Biasanya, temuan gulungan stator dari motor listrik ditandai dengan logam atau kardus yang menunjukkan awal dan akhir gulungan. Jika tidak ada tag karena alasan apa pun, lanjutkan sebagai berikut. Pertama-tama tentukan identitas kabel ke fase individual gulungan stator. Untuk melakukan hal ini, ambil salah satu dari 6 petunjuk eksternal dari motor listrik dan hubungkan ke sumber daya apa saja, dan hubungkan ujung kedua sumber ke cahaya kontrol dan secara bergantian menyentuh sisa 5 gulungan gulungan stator dengan kabel kedua dari lampu sampai lampu menyala. Ketika bola lampu menyala, itu berarti bahwa 2 terminal milik fase yang sama. Tanda kondisional dengan menandai awal kawat C1 pertama, dan ujungnya - C4. Demikian pula, kita menemukan awal dan akhir lilitan kedua dan menandakan mereka oleh C2 dan C5, dan awal dan akhir yang ketiga - C3 dan C6.

Langkah selanjutnya dan utama adalah menentukan awal dan akhir gulungan stator.
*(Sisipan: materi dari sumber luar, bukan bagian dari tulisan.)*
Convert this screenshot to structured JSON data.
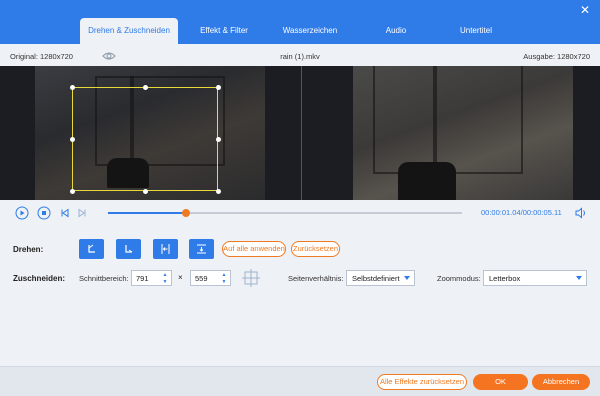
{
  "window": {
    "close_label": "✕"
  },
  "tabs": [
    {
      "label": "Drehen & Zuschneiden",
      "active": true
    },
    {
      "label": "Effekt & Filter",
      "active": false
    },
    {
      "label": "Wasserzeichen",
      "active": false
    },
    {
      "label": "Audio",
      "active": false
    },
    {
      "label": "Untertitel",
      "active": false
    }
  ],
  "info": {
    "original": "Original: 1280x720",
    "filename": "rain (1).mkv",
    "output": "Ausgabe: 1280x720"
  },
  "playback": {
    "current_time": "00:00:01.04",
    "total_time": "/00:00:05.11",
    "progress": 0.22
  },
  "rotate": {
    "label": "Drehen:",
    "buttons": [
      {
        "icon": "rotate-left-icon"
      },
      {
        "icon": "rotate-right-icon"
      },
      {
        "icon": "flip-horizontal-icon"
      },
      {
        "icon": "flip-vertical-icon"
      }
    ],
    "apply_all": "Auf alle anwenden",
    "reset": "Zurücksetzen"
  },
  "crop": {
    "label": "Zuschneiden:",
    "area_label": "Schnittbereich:",
    "width": "791",
    "times": "×",
    "height": "559",
    "aspect_label": "Seitenverhältnis:",
    "aspect_value": "Selbstdefiniert",
    "zoom_label": "Zoommodus:",
    "zoom_value": "Letterbox"
  },
  "footer": {
    "reset_all": "Alle Effekte zurücksetzen",
    "ok": "OK",
    "cancel": "Abbrechen"
  },
  "colors": {
    "accent_blue": "#2f7be8",
    "accent_orange": "#f47421",
    "crop_frame": "#e8d83a"
  }
}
Untuk melakukan ini, kami menggunakan metode seleksi, yang digunakan untuk motor listrik hingga 5 kW. Mari kita menghubungkan semua awal dari fase gulungan motor listrik sesuai dengan tag yang terpasang sebelumnya pada satu titik (menggunakan skema bintang) dan menghubungkan motor listrik ke jaringan fase tunggal menggunakan kapasitor.

Jika motor tanpa dengungan yang kuat segera mengambil kecepatan nominal, ini berarti bahwa semua titik atau semua ujung belitan mencapai titik yang sama. Jika, ketika dihidupkan, mesin sangat bersenandung dan rotor tidak dapat memanggil kecepatan nominal, maka pada gulungan pertama terminal C1 dan C4 harus ditukarkan. Jika ini tidak membantu, ujung-ujung gulungan pertama harus dikembalikan ke posisi semula dan sekarang bertukar titik C2 dan C5. Lakukan hal yang sama; dalam kaitannya dengan pasangan ketiga, jika mesin terus berdengung.
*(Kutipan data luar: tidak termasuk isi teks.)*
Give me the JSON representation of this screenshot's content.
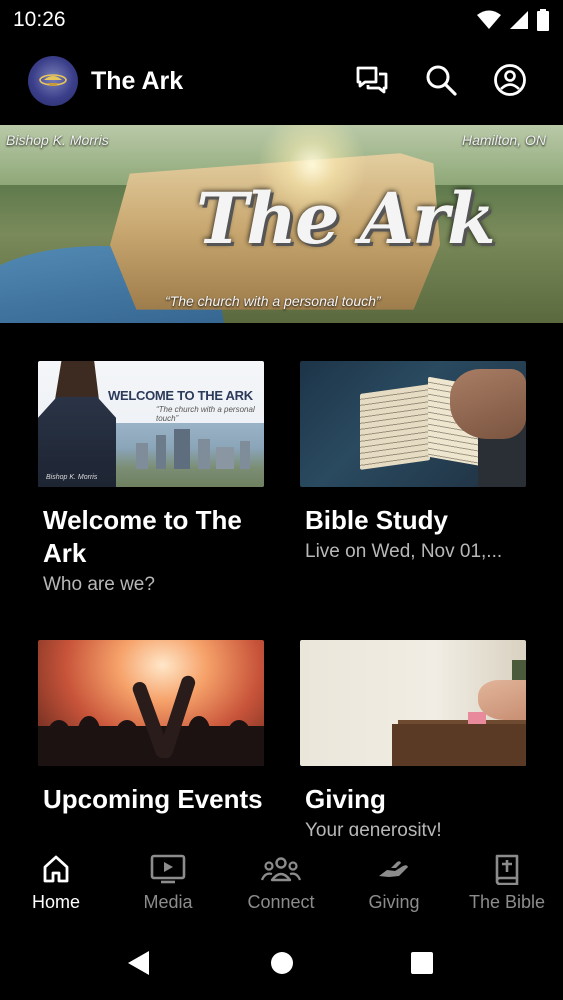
{
  "status_bar": {
    "time": "10:26"
  },
  "app_bar": {
    "title": "The Ark",
    "icons": [
      "chat-icon",
      "search-icon",
      "account-icon"
    ]
  },
  "hero": {
    "top_left": "Bishop K. Morris",
    "top_right": "Hamilton, ON",
    "wordmark": "The Ark",
    "tagline": "“The church with a personal touch”"
  },
  "cards": [
    {
      "title": "Welcome to The Ark",
      "subtitle": "Who are we?",
      "thumb_text": "WELCOME TO THE ARK",
      "thumb_tagline": "“The church with a personal touch”",
      "thumb_caption": "Bishop K. Morris"
    },
    {
      "title": "Bible Study",
      "subtitle": "Live on Wed, Nov 01,..."
    },
    {
      "title": "Upcoming Events",
      "subtitle": ""
    },
    {
      "title": "Giving",
      "subtitle": "Your generosity!"
    }
  ],
  "bottom_nav": [
    {
      "label": "Home",
      "icon": "home-icon",
      "active": true
    },
    {
      "label": "Media",
      "icon": "media-icon",
      "active": false
    },
    {
      "label": "Connect",
      "icon": "connect-icon",
      "active": false
    },
    {
      "label": "Giving",
      "icon": "giving-icon",
      "active": false
    },
    {
      "label": "The Bible",
      "icon": "bible-icon",
      "active": false
    }
  ],
  "system_nav": [
    "back-icon",
    "home-circle-icon",
    "recents-icon"
  ]
}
Dalam menentukan permulaan dan akhir dari gulungan ini benar-benar mematuhi peraturan keselamatan. Khususnya, menyentuh klem stator yang berliku, pegang kabel hanya dengan bagian yang terisolasi. Ini juga harus dilakukan karena motor listrik memiliki sirkuit magnetik baja umum dan tegangan besar dapat muncul di terminal gulungan lainnya.

Untuk mengubah arah rotasi rotor AD, terhubung ke jaringan fase tunggal sesuai dengan skema "segitiga" (lihat Gambar. 5), itu cukup untuk menghubungkan stator fase ketiga berliku (W) melalui kapasitor ke klip dari fase stator berliku (V).

Untuk mengubah arah rotasi armature yang terhubung ke jaringan fase-tunggal sesuai dengan rangkaian bintang (lihat Gambar 7), perlu untuk menghubungkan stator fase ketiga berliku (W) melalui kapasitor ke terminal gulungan kedua (V).

Ketika memeriksa kondisi teknis motor listrik, seringkali mungkin untuk memperhatikan dengan penyesalan bahwa setelah bekerja lama ada benda asing, kebisingan dan getaran, dan sulit untuk memutar rotor secara manual. Alasan untuk ini mungkin adalah kondisi bantalan yang buruk: treadmill ditutupi dengan karat, goresan dan penyok yang dalam, bola individu dan kandang yang rusak. Dalam semua kasus perlu untuk memeriksa motor dan menghilangkan kesalahan yang ada. Dalam kasus kerusakan kecil, cukup untuk mencuci bantalan dengan bensin dan melumasi mereka.

Anda Sukai Tentang Listrik

Tabel daya kabel diperlukan untuk benar menghitung penampang kabel, jika daya peralatan besar dan penampang kabel kecil, itu akan dipanaskan, yang akan menyebabkan penghancuran isolasi dan hilangnya sifat-sifatnya.